Sonntag, 9. März 2014

Hey amip / Neue Gesichter

Mipa sìn taluna olo' ayoeyä tsawl slu.
(Neue Aufgaben, denn unser Clan wächst.)

An manchem der vergangenen Tage wache ich morgens auf und fühle mich leer und irgendwie abgespannt und beinahe jeden Tag wird mir auch bewusster, weshalb dies so ist. So auch gerade wieder. Es ist noch dunkel und die entfernten Stimmen der Nachttiere werden durch den langsam anbrechenden Tag durch die Stimmen der tagaktiven Tiere abgelöst. Ich höre Maytame auf dem Platz neben mir leise schnurren. Sie scheint etwas zu träumen. Das noch schwach in unsere Höhle einfallende Licht lässt nur wenige Einzelheiten erkennen, aber ich höre einige von uns deutlich atmen. Ein Gedanke an diesen tawtute (Himmelsmenschen), den Tsaro zu uns brachte und der sich Neo nennt, kommt mir in den Sinn. Wird er uns helfen können, diese metallenen Gebilde, die aus dem Feuerberg heraus ragen und weit über dem Meer im Himmel verschwinden zu scheinen, zu beseitigen?

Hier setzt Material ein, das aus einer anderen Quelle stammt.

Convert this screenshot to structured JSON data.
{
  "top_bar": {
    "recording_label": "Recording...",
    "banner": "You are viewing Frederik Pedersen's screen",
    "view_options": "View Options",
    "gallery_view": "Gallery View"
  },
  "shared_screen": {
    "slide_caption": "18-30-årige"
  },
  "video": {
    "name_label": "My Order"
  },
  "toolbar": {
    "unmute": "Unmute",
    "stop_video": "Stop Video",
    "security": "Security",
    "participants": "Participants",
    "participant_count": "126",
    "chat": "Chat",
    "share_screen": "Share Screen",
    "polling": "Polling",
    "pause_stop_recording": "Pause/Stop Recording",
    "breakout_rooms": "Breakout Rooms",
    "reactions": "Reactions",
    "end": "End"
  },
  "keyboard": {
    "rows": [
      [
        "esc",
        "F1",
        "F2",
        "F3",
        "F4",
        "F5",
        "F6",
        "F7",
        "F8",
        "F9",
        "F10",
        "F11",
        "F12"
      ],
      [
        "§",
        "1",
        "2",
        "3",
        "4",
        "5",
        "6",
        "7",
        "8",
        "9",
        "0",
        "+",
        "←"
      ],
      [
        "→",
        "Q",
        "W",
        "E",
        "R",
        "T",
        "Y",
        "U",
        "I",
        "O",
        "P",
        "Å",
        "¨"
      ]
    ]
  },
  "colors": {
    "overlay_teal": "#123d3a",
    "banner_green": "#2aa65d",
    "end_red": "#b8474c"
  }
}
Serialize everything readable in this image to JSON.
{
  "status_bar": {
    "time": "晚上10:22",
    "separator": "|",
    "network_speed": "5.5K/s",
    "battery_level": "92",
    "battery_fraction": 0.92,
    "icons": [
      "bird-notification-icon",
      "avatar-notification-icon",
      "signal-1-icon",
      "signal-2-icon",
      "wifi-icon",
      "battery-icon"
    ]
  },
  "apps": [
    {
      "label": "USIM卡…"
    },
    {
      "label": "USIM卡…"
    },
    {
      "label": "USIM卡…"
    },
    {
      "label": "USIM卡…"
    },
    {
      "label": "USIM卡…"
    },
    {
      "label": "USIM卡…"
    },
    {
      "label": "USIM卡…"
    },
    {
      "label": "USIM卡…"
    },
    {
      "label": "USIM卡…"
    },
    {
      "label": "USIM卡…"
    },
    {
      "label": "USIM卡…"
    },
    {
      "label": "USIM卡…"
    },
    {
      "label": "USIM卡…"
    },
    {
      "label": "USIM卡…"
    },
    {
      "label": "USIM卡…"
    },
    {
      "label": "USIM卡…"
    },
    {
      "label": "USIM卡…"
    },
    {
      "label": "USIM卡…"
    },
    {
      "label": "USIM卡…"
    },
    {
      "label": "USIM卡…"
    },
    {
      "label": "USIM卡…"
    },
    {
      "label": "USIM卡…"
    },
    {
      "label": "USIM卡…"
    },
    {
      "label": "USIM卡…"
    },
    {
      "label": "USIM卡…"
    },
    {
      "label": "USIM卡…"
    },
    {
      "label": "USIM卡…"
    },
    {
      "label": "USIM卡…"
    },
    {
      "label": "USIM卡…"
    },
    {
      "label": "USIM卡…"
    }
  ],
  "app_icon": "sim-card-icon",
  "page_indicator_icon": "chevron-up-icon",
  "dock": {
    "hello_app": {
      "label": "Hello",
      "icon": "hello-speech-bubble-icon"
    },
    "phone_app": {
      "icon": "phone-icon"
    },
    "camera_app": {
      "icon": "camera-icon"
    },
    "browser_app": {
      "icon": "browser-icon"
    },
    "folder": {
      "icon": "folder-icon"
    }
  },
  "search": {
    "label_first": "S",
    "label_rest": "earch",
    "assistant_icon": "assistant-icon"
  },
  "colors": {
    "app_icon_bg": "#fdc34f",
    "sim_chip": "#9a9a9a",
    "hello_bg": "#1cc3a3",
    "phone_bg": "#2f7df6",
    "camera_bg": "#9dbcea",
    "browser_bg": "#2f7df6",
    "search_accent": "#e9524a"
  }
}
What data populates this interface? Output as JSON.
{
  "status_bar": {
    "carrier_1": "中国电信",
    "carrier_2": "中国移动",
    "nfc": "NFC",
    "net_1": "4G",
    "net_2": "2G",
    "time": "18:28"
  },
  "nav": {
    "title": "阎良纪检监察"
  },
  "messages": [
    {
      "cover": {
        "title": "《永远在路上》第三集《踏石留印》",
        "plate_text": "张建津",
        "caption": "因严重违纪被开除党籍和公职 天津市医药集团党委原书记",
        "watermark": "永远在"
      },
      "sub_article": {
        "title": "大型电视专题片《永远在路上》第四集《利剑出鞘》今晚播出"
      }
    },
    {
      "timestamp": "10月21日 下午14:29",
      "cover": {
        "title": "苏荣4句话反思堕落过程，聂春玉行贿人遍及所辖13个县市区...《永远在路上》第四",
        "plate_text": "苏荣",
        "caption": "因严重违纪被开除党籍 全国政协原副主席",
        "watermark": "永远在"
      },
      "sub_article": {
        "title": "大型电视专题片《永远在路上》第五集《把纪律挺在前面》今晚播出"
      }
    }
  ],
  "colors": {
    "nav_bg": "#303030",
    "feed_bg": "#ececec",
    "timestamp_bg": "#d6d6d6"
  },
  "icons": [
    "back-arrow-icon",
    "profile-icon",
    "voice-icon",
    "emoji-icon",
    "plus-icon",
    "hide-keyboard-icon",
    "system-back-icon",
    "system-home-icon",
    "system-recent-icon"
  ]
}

Txällän und er haben sich beraten, da sie die Technik der Menschen am besten verstehen. Ich glaube nicht nur ich bin froh darüber, dass die beiden sich nicht gleich bei ihrer ersten Begegnung bekämpft haben. Neo scheint ein sehr großes Interesse an unserem Volk zu haben, doch obwohl er uns sehr respektvoll und freundlich gegenüber tritt, bin ich immer noch etwas skeptisch. Ob sich dies in Zukunft verändern wird, kann ich noch nicht vorhersagen. Auf alle Fälle scheinen ihm alle dankbar dafür zu sein, dass er die Reise über das Meer auf sich nimmt, um zu sehen, wohin diese, wie er es nennt, Versorgungsleitung, führt und was es damit auf sich hat, dass sie in den Feuerberg und die Menschensiedlung hinein führt.

Sey'syu, die nach ihrer langen Reise nun endlich wieder gesund zu uns zurückgekehrt ist, scheint viel neues dazugelernt zu haben. Das abendliche Gespräch mit ihr, nachdem wir einen sehr arbeitsreichen Tag verlebt haben, ist sehr informativ und sie scheint neben neuen Erfahrungen auch viele neue Ideen mitgebracht zu haben. Obwohl der Rückweg ihr viel Kraft abverlangt hat, macht sie sich, kaum dass sie von allen begrüßt wurde, schon wieder an die Arbeit. So kenne ich sie und so mag ich sie auch. Sie gehört nicht zu der Sorte von Leuten, die still am Feuer sitzen. Mit ihr kann man immer etwas unternehmen und sie ist auch immer sehr interessiert an neuen Dingen.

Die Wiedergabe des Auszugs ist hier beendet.